There is now little doubt that climate change is happening. It is the major environmental challenge of the 21st century, and it affects us all. “The scientific evidence for warming of the climate system is unequivocal,” states the Intergovernmental Panel on Climate Change (IPCC). The group of 1 300 independent scientific experts from around the world concludes that there is a more than 90 % probability that greenhouse gases (GHG) such as carbon dioxide, methane and nitrous oxide, produced by human (anthropogenic) activity, have caused much of the observed increase in Earth’s temperatures over the past 50 years.

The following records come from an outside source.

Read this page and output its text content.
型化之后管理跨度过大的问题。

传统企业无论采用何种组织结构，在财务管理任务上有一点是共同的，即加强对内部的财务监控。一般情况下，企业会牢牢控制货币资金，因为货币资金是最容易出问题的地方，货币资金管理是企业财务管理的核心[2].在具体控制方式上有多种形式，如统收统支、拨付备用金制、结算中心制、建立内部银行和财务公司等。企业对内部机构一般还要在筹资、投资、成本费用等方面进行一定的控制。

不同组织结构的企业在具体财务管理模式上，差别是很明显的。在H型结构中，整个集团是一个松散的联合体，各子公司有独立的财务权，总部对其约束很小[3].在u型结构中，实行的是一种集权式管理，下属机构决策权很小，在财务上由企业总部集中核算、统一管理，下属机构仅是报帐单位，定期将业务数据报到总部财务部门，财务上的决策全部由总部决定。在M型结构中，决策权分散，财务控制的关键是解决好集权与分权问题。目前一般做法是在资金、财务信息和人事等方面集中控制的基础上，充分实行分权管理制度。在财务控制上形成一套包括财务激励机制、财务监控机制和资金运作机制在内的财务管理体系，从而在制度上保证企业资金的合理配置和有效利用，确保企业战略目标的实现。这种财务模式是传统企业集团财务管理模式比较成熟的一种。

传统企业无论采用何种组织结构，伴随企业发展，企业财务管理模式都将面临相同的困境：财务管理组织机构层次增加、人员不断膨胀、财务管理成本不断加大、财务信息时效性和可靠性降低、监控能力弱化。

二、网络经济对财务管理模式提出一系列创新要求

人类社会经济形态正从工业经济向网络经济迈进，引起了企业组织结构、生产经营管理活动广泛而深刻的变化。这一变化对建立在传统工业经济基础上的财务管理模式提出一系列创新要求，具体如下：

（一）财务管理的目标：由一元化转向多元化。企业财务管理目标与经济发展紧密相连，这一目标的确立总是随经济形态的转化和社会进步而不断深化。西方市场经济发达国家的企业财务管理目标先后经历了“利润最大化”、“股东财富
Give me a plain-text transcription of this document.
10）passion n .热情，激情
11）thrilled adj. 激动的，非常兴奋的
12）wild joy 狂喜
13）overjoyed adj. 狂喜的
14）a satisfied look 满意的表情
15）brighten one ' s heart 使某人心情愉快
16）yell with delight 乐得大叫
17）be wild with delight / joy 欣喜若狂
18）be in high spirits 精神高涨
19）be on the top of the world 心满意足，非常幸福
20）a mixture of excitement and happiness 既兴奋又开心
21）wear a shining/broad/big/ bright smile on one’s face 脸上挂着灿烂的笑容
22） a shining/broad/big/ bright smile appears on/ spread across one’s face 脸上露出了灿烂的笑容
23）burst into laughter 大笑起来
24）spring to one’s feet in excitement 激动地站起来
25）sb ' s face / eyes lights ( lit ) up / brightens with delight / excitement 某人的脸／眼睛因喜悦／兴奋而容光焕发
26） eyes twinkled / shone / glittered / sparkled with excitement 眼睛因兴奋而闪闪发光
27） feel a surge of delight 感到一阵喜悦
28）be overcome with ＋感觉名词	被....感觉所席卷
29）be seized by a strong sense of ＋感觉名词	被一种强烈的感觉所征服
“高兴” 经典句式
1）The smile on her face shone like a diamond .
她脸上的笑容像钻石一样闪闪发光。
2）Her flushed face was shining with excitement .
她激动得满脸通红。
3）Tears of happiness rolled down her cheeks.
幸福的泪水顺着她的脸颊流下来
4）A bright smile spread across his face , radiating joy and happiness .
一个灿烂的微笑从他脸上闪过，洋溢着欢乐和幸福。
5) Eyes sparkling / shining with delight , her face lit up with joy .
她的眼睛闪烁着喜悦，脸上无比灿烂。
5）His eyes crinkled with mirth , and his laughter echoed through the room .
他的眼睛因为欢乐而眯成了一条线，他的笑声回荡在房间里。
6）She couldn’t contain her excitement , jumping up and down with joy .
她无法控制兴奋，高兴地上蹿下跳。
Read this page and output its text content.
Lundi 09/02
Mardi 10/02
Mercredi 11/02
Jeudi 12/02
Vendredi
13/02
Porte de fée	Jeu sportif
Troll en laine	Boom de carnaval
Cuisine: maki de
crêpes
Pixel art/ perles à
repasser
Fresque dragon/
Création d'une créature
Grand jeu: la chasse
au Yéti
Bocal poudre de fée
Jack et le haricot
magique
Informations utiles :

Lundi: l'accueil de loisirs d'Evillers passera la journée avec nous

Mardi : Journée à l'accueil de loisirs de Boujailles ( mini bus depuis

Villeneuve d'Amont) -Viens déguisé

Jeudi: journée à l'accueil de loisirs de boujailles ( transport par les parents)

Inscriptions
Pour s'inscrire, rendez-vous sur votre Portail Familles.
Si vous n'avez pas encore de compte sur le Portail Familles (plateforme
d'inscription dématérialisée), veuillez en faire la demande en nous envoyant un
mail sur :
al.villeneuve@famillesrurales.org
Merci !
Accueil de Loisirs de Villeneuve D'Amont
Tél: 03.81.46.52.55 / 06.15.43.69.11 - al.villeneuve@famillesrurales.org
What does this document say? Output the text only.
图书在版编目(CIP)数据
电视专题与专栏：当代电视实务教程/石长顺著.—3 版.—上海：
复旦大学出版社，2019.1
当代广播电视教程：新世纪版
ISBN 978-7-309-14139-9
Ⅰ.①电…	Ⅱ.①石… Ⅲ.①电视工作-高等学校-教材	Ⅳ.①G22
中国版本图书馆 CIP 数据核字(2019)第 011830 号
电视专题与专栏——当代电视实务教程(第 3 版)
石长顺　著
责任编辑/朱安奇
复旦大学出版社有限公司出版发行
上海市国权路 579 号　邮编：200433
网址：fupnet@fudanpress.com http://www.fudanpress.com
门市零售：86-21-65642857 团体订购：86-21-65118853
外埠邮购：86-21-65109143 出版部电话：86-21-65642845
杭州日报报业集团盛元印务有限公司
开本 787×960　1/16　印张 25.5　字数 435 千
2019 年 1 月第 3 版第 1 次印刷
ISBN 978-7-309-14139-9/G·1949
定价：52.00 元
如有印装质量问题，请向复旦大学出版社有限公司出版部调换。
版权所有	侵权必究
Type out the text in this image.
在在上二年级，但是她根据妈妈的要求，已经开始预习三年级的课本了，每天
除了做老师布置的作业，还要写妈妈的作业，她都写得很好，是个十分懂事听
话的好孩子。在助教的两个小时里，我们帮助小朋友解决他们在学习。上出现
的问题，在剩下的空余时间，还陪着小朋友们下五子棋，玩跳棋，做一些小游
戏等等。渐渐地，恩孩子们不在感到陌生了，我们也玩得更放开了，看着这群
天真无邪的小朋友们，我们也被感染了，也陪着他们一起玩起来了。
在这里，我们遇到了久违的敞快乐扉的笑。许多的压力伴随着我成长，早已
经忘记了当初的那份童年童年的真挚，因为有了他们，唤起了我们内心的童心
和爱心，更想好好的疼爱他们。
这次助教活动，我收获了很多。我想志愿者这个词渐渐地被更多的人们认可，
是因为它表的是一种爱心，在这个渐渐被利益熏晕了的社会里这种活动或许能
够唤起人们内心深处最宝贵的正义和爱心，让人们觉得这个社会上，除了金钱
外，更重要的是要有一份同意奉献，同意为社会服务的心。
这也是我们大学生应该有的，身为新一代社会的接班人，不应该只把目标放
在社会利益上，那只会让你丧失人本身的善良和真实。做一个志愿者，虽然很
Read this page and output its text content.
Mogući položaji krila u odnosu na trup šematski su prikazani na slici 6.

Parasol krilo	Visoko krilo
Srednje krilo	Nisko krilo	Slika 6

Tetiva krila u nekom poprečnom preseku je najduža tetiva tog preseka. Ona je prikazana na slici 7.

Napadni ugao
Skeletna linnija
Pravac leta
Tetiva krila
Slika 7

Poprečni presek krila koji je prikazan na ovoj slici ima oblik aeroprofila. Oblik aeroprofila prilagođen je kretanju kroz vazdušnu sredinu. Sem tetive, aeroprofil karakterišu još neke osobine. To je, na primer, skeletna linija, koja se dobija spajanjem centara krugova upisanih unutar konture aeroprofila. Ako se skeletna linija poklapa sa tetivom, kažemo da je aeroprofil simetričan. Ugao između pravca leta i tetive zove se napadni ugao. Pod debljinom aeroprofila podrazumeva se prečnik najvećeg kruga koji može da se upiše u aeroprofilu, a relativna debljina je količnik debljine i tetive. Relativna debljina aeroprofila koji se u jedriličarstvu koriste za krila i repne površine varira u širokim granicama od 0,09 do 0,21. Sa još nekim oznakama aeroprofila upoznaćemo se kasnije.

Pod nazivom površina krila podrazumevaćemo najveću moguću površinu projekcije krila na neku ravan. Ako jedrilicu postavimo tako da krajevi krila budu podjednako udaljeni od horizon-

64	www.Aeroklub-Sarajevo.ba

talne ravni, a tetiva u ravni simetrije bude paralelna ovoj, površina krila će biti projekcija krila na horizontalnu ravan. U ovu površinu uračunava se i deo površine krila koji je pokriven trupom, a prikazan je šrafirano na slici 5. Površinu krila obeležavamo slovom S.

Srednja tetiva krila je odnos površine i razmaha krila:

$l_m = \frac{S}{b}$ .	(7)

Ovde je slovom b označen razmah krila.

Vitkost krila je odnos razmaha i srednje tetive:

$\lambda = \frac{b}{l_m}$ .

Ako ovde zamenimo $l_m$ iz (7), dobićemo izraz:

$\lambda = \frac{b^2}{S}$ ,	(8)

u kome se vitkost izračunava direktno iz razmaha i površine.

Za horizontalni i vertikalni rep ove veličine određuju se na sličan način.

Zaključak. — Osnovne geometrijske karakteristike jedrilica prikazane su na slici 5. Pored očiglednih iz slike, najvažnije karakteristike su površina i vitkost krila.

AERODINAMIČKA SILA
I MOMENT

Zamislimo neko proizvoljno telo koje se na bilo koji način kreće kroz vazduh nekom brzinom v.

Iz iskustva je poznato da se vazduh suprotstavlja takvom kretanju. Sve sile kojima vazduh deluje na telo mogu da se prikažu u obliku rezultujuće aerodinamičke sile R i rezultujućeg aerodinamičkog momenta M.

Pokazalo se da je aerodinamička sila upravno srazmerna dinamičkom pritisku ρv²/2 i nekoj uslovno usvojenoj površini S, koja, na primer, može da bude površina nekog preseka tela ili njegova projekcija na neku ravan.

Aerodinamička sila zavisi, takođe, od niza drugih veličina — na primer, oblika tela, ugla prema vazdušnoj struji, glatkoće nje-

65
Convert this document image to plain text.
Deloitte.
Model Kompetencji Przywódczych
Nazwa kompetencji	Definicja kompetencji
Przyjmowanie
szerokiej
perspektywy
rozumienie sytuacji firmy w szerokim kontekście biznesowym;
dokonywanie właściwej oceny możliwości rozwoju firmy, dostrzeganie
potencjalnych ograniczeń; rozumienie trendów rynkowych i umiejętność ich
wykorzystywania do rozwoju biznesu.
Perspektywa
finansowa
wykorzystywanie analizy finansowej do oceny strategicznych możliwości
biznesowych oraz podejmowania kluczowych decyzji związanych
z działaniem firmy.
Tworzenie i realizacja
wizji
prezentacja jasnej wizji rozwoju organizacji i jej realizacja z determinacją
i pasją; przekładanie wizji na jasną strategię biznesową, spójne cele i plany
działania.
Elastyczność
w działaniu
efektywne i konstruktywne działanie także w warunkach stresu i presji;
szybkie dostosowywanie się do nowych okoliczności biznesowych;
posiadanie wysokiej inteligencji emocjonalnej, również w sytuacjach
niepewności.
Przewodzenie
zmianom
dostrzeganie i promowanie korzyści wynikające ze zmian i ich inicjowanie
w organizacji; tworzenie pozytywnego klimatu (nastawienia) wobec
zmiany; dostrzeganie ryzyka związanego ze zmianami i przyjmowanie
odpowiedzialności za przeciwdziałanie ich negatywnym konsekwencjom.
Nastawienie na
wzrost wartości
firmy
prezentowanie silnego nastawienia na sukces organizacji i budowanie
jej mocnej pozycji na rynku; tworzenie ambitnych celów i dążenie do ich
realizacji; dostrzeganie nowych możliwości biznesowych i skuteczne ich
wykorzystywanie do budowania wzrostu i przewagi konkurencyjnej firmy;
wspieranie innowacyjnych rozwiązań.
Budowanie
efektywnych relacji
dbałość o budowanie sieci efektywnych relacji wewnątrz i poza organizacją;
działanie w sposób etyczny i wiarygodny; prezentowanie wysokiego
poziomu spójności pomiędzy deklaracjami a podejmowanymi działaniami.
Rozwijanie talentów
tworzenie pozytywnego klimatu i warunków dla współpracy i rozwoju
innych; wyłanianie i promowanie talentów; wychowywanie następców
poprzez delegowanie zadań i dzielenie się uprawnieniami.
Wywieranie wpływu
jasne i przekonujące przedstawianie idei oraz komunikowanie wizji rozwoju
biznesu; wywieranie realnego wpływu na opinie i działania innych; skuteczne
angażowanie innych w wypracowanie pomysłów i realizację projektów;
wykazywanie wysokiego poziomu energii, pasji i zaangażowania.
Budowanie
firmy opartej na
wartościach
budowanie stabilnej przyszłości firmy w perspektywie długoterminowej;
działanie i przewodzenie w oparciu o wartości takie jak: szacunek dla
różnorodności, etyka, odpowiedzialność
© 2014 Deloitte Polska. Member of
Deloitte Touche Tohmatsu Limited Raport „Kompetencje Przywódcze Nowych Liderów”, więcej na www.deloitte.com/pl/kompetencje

Our world is getting hotter, and we can see the evidence in loss of sea ice, accelerated sea level rises, warming oceans, more intense heat waves, and an increase in extreme events such as wildfires, drought, tropical storms and floods. Why is this happening? In its Fourth Assessment Report, the IPCC states that most of the current global warming trend is human-induced – much of it from burning fossil fuels in power stations and in our cars – and is proceeding at a rate unprecedented in the past 1 300 years.
Universal agreement
The United Nations Framework Convention on Climate Change (UNFCCC) has resolved to achieve, “for the first time, in over 20 years of UN negotiations, a legally binding and universal agreement on climate from all nations of the world ”, with the aim of keeping global warming below 2 °C by the end of the century – an agreement seen as crucial by the scientific community who advise that warming above 2 °C is likely to lead to catastrophic and irreversible weather events.